Dr. Arul M. Chinnaiyan Video (Text Version)
Title: Therapeutic Targeting of SPINK-1-Positive Prostate Cancer
Investigator: Arul M. Chinnaiyan, MD, PhD; University of Michigan Medical School
My current grant is focused on therapeutic targeting of this molecule called SPINK-1. We discovered that about 10% of prostate cancer patients have elevated SPINK-1 levels which we find in more aggressive prostate cancers, and this is in a population of patients that don’t have these molecular aberrations called gene fusions. And what’s intriguing is—is that they’re actually blocking monoclonal antibodies that we can take advantage of to block this molecule called SPINK-1 and so we’re evaluating that as a potential therapy for prostate cancer patients that are positive for this marker called SPINK-1.
I think the hope is—is that the impact might parallel what’s happened in breast cancer where about 20% of patients have over-expression of this gene called erb2 and that can be targeted with this monoclonal antibody called Herceptin. So we believe that we’ve identified somewhat of an equivalent for prostate cancer so the thought is that we’ll be able to use antibodies against SPINK-1 to block that cancer-causing gene. Another interesting observation we have is that SPINK-1 functions through this receptor called EGFR or EGF receptor and there are already FDA-approved drugs against that receptor that we believe might be useful in patients that have elevated SPINK-1. So we’re evaluating that as well.
So our accomplishments so far really from a Department of Defense funding was really identifying that 10% of patients have this over-expression of SPINK-1, and their disease is more aggressive than those that don’t. And we’ve gone on to do the preclinical steps of evaluating a therapy against SPINK-1 in both in vitro models as well as in mouse—mouse models in vivo. So the thought is that we—the next steps really are to see if we can translate this clinically to see if antibodies against SPINK-1 or antibodies against EGF receptor can work in patients that have a SPINK-1 positive prostate cancer.
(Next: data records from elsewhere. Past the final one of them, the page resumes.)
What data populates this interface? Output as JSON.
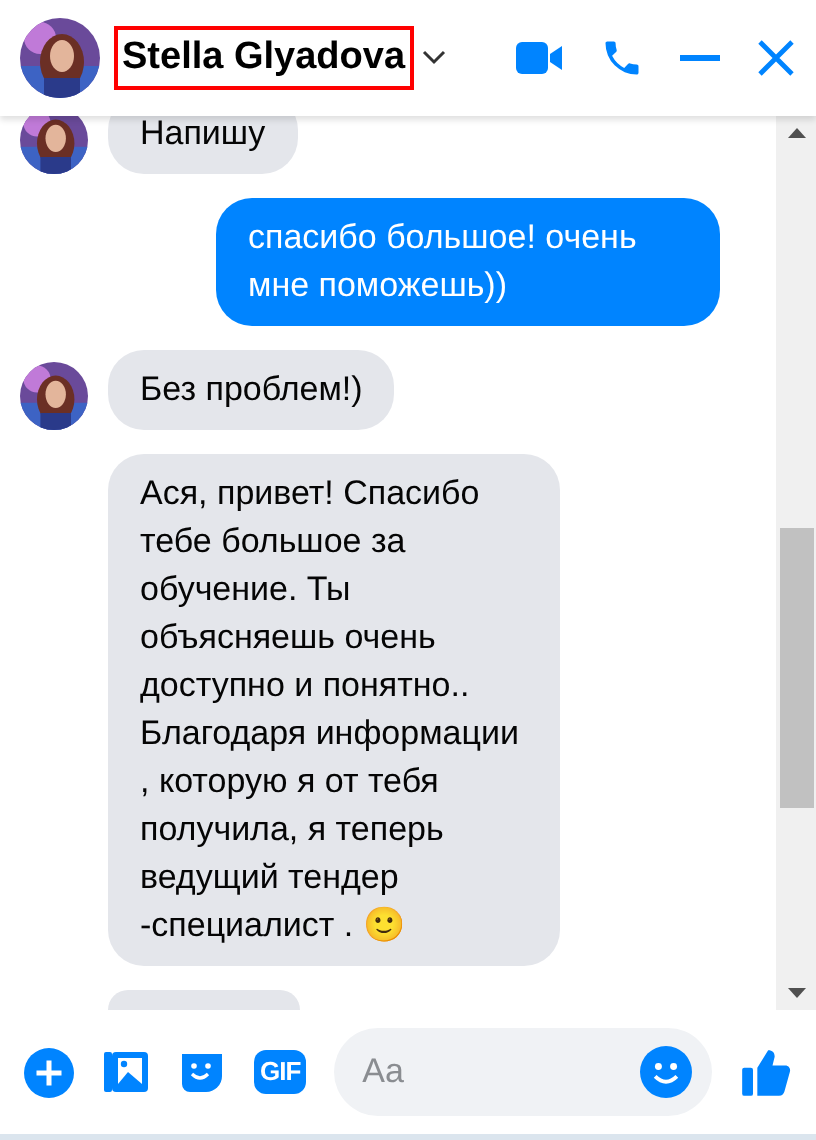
{
  "header": {
    "contact_name": "Stella Glyadova",
    "name_highlighted": true
  },
  "messages": [
    {
      "kind": "incoming",
      "text": "Напишу",
      "avatar": true
    },
    {
      "kind": "outgoing",
      "text": "спасибо большое! очень мне поможешь))",
      "avatar": false
    },
    {
      "kind": "incoming",
      "text": "Без проблем!)",
      "avatar": true
    },
    {
      "kind": "incoming",
      "text": "Ася, привет! Спасибо тебе большое за обучение. Ты объясняешь очень доступно и понятно.. Благодаря информации , которую я от тебя получила, я теперь ведущий тендер -специалист . 🙂",
      "avatar": false
    }
  ],
  "composer": {
    "gif_label": "GIF",
    "placeholder": "Aa"
  }
}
So that’s, I think, our ultimate goal.
Collaborative research I think is key to really advance findings to actual clinical use. It’s very difficult to really translate these findings in an isolated laboratory, and you need to work with different individuals at often times different institutions with different disciplines to actually make that happen.
We collaborate considerably at the University of Michigan. We have teams of individuals and faculty focused on bioinformatics, medical oncology, pathology, urology, and so forth but we also collaborate in different—with other investigators at different institutions. For example, one of our long-term collaborators has been Mark Rubin who is a prostate pathologist at Cornell University.
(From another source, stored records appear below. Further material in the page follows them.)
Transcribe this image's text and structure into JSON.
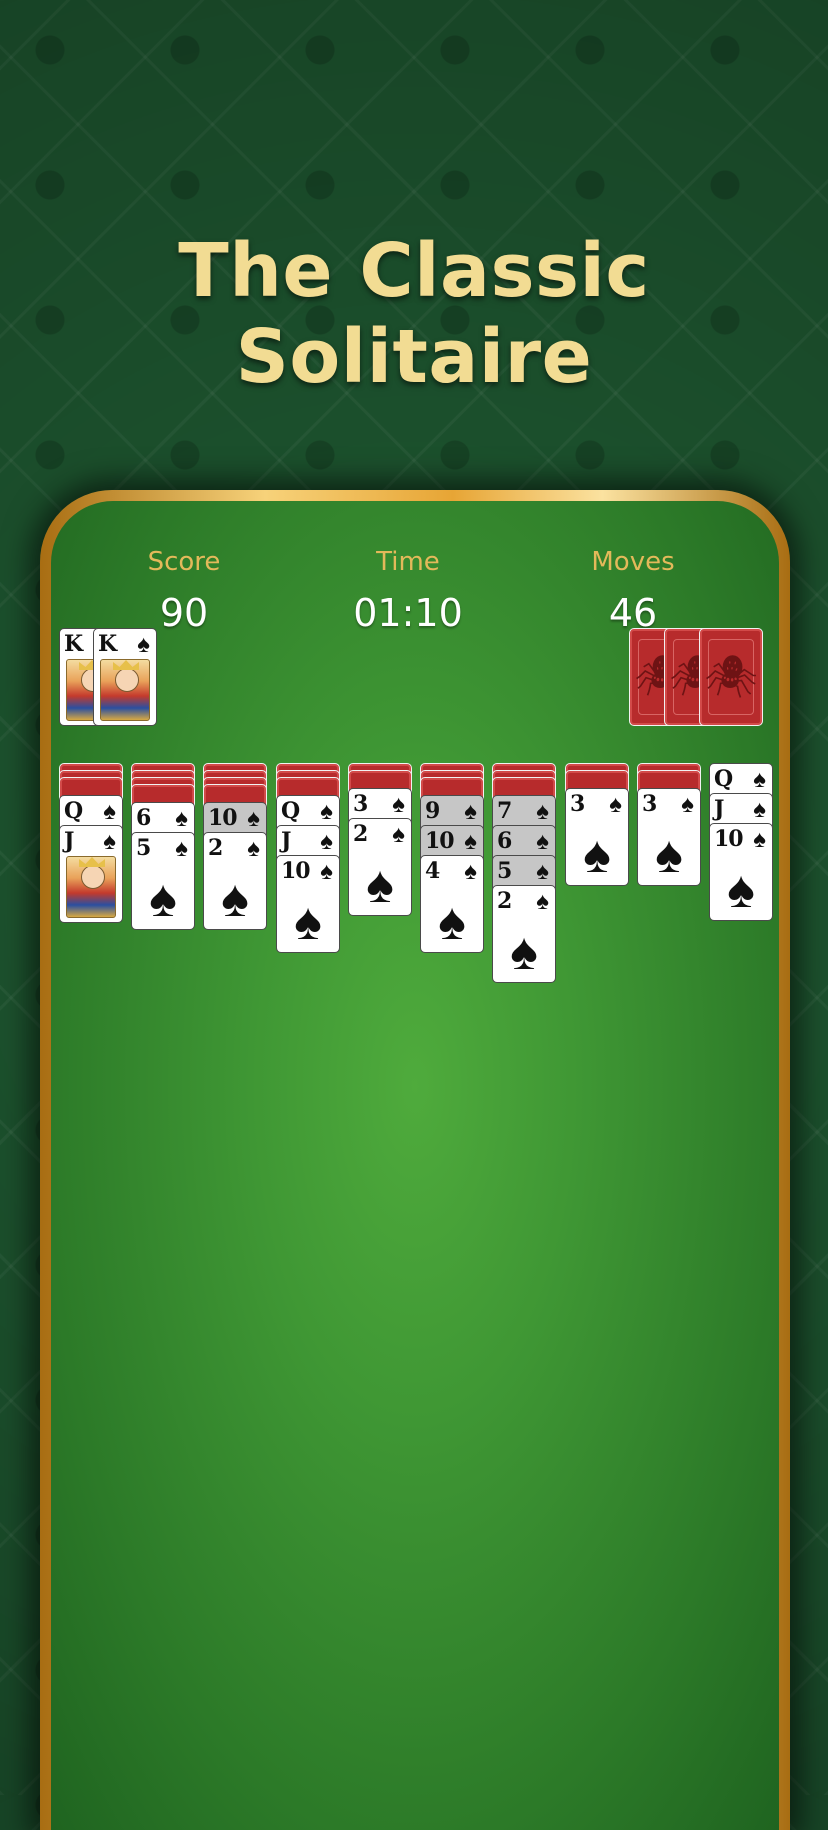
{
  "headline": "The Classic Solitaire",
  "stats": {
    "score_label": "Score",
    "score_value": "90",
    "time_label": "Time",
    "time_value": "01:10",
    "moves_label": "Moves",
    "moves_value": "46"
  },
  "suit_glyph": "♠",
  "spider_glyph": "🕷",
  "colors": {
    "title_gold": "#f2dc93",
    "felt_green": "#3f9734",
    "card_back_red": "#b72b2c",
    "label_gold": "#e3b95a"
  },
  "completed_sequences": [
    "K",
    "K"
  ],
  "stock_piles_remaining": 3,
  "tableau": [
    {
      "hidden": 3,
      "cards": [
        {
          "rank": "Q",
          "shaded": false
        },
        {
          "rank": "J",
          "shaded": false,
          "face": true
        }
      ]
    },
    {
      "hidden": 4,
      "cards": [
        {
          "rank": "6",
          "shaded": false
        },
        {
          "rank": "5",
          "shaded": false
        }
      ]
    },
    {
      "hidden": 4,
      "cards": [
        {
          "rank": "10",
          "shaded": true
        },
        {
          "rank": "2",
          "shaded": false
        }
      ]
    },
    {
      "hidden": 3,
      "cards": [
        {
          "rank": "Q",
          "shaded": false
        },
        {
          "rank": "J",
          "shaded": false
        },
        {
          "rank": "10",
          "shaded": false
        }
      ]
    },
    {
      "hidden": 2,
      "cards": [
        {
          "rank": "3",
          "shaded": false
        },
        {
          "rank": "2",
          "shaded": false
        }
      ]
    },
    {
      "hidden": 3,
      "cards": [
        {
          "rank": "9",
          "shaded": true
        },
        {
          "rank": "10",
          "shaded": true
        },
        {
          "rank": "4",
          "shaded": false
        }
      ]
    },
    {
      "hidden": 3,
      "cards": [
        {
          "rank": "7",
          "shaded": true
        },
        {
          "rank": "6",
          "shaded": true
        },
        {
          "rank": "5",
          "shaded": true
        },
        {
          "rank": "2",
          "shaded": false
        }
      ]
    },
    {
      "hidden": 2,
      "cards": [
        {
          "rank": "3",
          "shaded": false
        }
      ]
    },
    {
      "hidden": 2,
      "cards": [
        {
          "rank": "3",
          "shaded": false
        }
      ]
    },
    {
      "hidden": 0,
      "cards": [
        {
          "rank": "Q",
          "shaded": false
        },
        {
          "rank": "J",
          "shaded": false
        },
        {
          "rank": "10",
          "shaded": false
        }
      ]
    }
  ]
}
The PCRP I think is critical—is a critical engine to drive prostate cancer research. I would say that the discoveries that I’ve described today would not have been made without funding from the Department of Defense. It’s difficult to really carry out some of this groundbreaking research without support and funding from agencies like the Department of Defense which has been really funding higher-risk research that potentially other agencies like the National Cancer Institute may not fund.
The PCRP has impacted my career from early on at the stages of when I first began working on prostate cancer and have consistently funded my lab probably for the last decade, but even more importantly they’ve been funding a number of trainees in my laboratory as well as junior faculty who have received New Investigator Awards and have gone onto faculty positions at other institutions and I think they’ve established their careers as well. So I think they’ve had an impact merely beyond—merely beyond just my laboratory but also on the various trainees that have—that I’ve mentored over the past.
It’s a great program that funds innovative ideas, high-risk research and I think it’s—it’s a great program to—especially early on in your career establishing yourself either as a—a Graduate Student or as a Postdoctoral Fellow and as a new investigator I think it’s—it’s a great resource to establish a laboratory.